The film is also careful not to make the blunder of equating the EVM illiteracy of villagers with ignorance about democracy. It, in fact, provides a glimpse of their confidence in the robustness of their own democratic processes. In one of the scenes when the arguments between an armed Atma and unarmed Newton grows particularly vicious, it is the village leader who is shown to self-assuredly step in with an offer of dispute resolution through the local justice delivery system.

It is not only the poor villagers who are shown taking sides, away from the Indian state. The middle class adivasi, represented in the film through the school teacher Malko, spurns the offer of a bullet-proof jacket from the government armed forces – an act symbolic of her assertion of whose side she is not on.

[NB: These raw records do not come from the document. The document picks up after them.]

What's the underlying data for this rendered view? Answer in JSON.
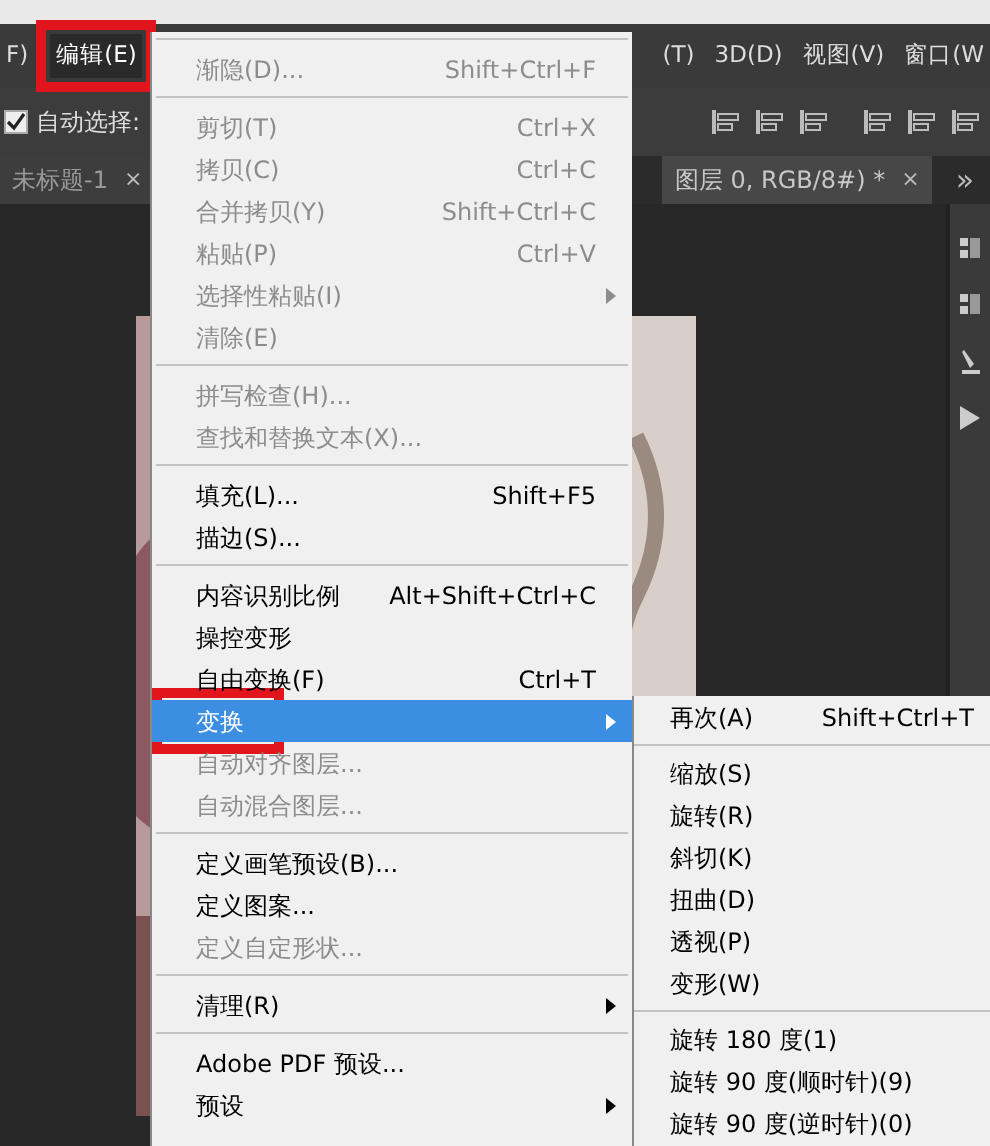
{
  "menu_bar": [
    {
      "label": "F)",
      "selected": false,
      "framed": false
    },
    {
      "label": "编辑(E)",
      "selected": true,
      "framed": true
    },
    {
      "label": "(T)",
      "selected": false,
      "framed": false
    },
    {
      "label": "3D(D)",
      "selected": false,
      "framed": false
    },
    {
      "label": "视图(V)",
      "selected": false,
      "framed": false
    },
    {
      "label": "窗口(W",
      "selected": false,
      "framed": false
    }
  ],
  "toolbar": {
    "auto_select": {
      "label": "自动选择:",
      "checked": true
    }
  },
  "tabs": [
    {
      "label": "未标题-1",
      "close": "×",
      "selected": false
    },
    {
      "label": "图层 0, RGB/8#) *",
      "close": "×",
      "selected": true
    }
  ],
  "tabs_overflow": "»",
  "edit_menu": [
    {
      "kind": "separator"
    },
    {
      "kind": "item",
      "label": "渐隐(D)...",
      "shortcut": "Shift+Ctrl+F",
      "disabled": true,
      "selected": false,
      "submenu": false,
      "framed": false
    },
    {
      "kind": "separator"
    },
    {
      "kind": "item",
      "label": "剪切(T)",
      "shortcut": "Ctrl+X",
      "disabled": true,
      "selected": false,
      "submenu": false,
      "framed": false
    },
    {
      "kind": "item",
      "label": "拷贝(C)",
      "shortcut": "Ctrl+C",
      "disabled": true,
      "selected": false,
      "submenu": false,
      "framed": false
    },
    {
      "kind": "item",
      "label": "合并拷贝(Y)",
      "shortcut": "Shift+Ctrl+C",
      "disabled": true,
      "selected": false,
      "submenu": false,
      "framed": false
    },
    {
      "kind": "item",
      "label": "粘贴(P)",
      "shortcut": "Ctrl+V",
      "disabled": true,
      "selected": false,
      "submenu": false,
      "framed": false
    },
    {
      "kind": "item",
      "label": "选择性粘贴(I)",
      "disabled": true,
      "selected": false,
      "submenu": true,
      "framed": false
    },
    {
      "kind": "item",
      "label": "清除(E)",
      "disabled": true,
      "selected": false,
      "submenu": false,
      "framed": false
    },
    {
      "kind": "separator"
    },
    {
      "kind": "item",
      "label": "拼写检查(H)...",
      "disabled": true,
      "selected": false,
      "submenu": false,
      "framed": false
    },
    {
      "kind": "item",
      "label": "查找和替换文本(X)...",
      "disabled": true,
      "selected": false,
      "submenu": false,
      "framed": false
    },
    {
      "kind": "separator"
    },
    {
      "kind": "item",
      "label": "填充(L)...",
      "shortcut": "Shift+F5",
      "disabled": false,
      "selected": false,
      "submenu": false,
      "framed": false
    },
    {
      "kind": "item",
      "label": "描边(S)...",
      "disabled": false,
      "selected": false,
      "submenu": false,
      "framed": false
    },
    {
      "kind": "separator"
    },
    {
      "kind": "item",
      "label": "内容识别比例",
      "shortcut": "Alt+Shift+Ctrl+C",
      "disabled": false,
      "selected": false,
      "submenu": false,
      "framed": false
    },
    {
      "kind": "item",
      "label": "操控变形",
      "disabled": false,
      "selected": false,
      "submenu": false,
      "framed": false
    },
    {
      "kind": "item",
      "label": "自由变换(F)",
      "shortcut": "Ctrl+T",
      "disabled": false,
      "selected": false,
      "submenu": false,
      "framed": false
    },
    {
      "kind": "item",
      "label": "变换",
      "disabled": false,
      "selected": true,
      "submenu": true,
      "framed": true
    },
    {
      "kind": "item",
      "label": "自动对齐图层...",
      "disabled": true,
      "selected": false,
      "submenu": false,
      "framed": false
    },
    {
      "kind": "item",
      "label": "自动混合图层...",
      "disabled": true,
      "selected": false,
      "submenu": false,
      "framed": false
    },
    {
      "kind": "separator"
    },
    {
      "kind": "item",
      "label": "定义画笔预设(B)...",
      "disabled": false,
      "selected": false,
      "submenu": false,
      "framed": false
    },
    {
      "kind": "item",
      "label": "定义图案...",
      "disabled": false,
      "selected": false,
      "submenu": false,
      "framed": false
    },
    {
      "kind": "item",
      "label": "定义自定形状...",
      "disabled": true,
      "selected": false,
      "submenu": false,
      "framed": false
    },
    {
      "kind": "separator"
    },
    {
      "kind": "item",
      "label": "清理(R)",
      "disabled": false,
      "selected": false,
      "submenu": true,
      "framed": false
    },
    {
      "kind": "separator"
    },
    {
      "kind": "item",
      "label": "Adobe PDF 预设...",
      "disabled": false,
      "selected": false,
      "submenu": false,
      "framed": false
    },
    {
      "kind": "item",
      "label": "预设",
      "disabled": false,
      "selected": false,
      "submenu": true,
      "framed": false
    }
  ],
  "transform_submenu": [
    {
      "kind": "item",
      "label": "再次(A)",
      "shortcut": "Shift+Ctrl+T"
    },
    {
      "kind": "separator"
    },
    {
      "kind": "item",
      "label": "缩放(S)"
    },
    {
      "kind": "item",
      "label": "旋转(R)"
    },
    {
      "kind": "item",
      "label": "斜切(K)"
    },
    {
      "kind": "item",
      "label": "扭曲(D)"
    },
    {
      "kind": "item",
      "label": "透视(P)"
    },
    {
      "kind": "item",
      "label": "变形(W)"
    },
    {
      "kind": "separator"
    },
    {
      "kind": "item",
      "label": "旋转 180 度(1)"
    },
    {
      "kind": "item",
      "label": "旋转 90 度(顺时针)(9)"
    },
    {
      "kind": "item",
      "label": "旋转 90 度(逆时针)(0)"
    }
  ]
}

Masurkar’s quest to explore the ideological divide on democracy studiously stops short of sharp side-taking and solutions. His honest portrayal is sufficient, however, to highlight the hypocrisies in the state’s claims to democracy. It is also sufficient to tell you that mere Newton-type incorruptibility and punctuality cannot be the remedy. He tries to tell you where various players in the conflict stand.

He leaves you to decide which side you are on. And he does not leave any serious citizen the option of remaining neutral.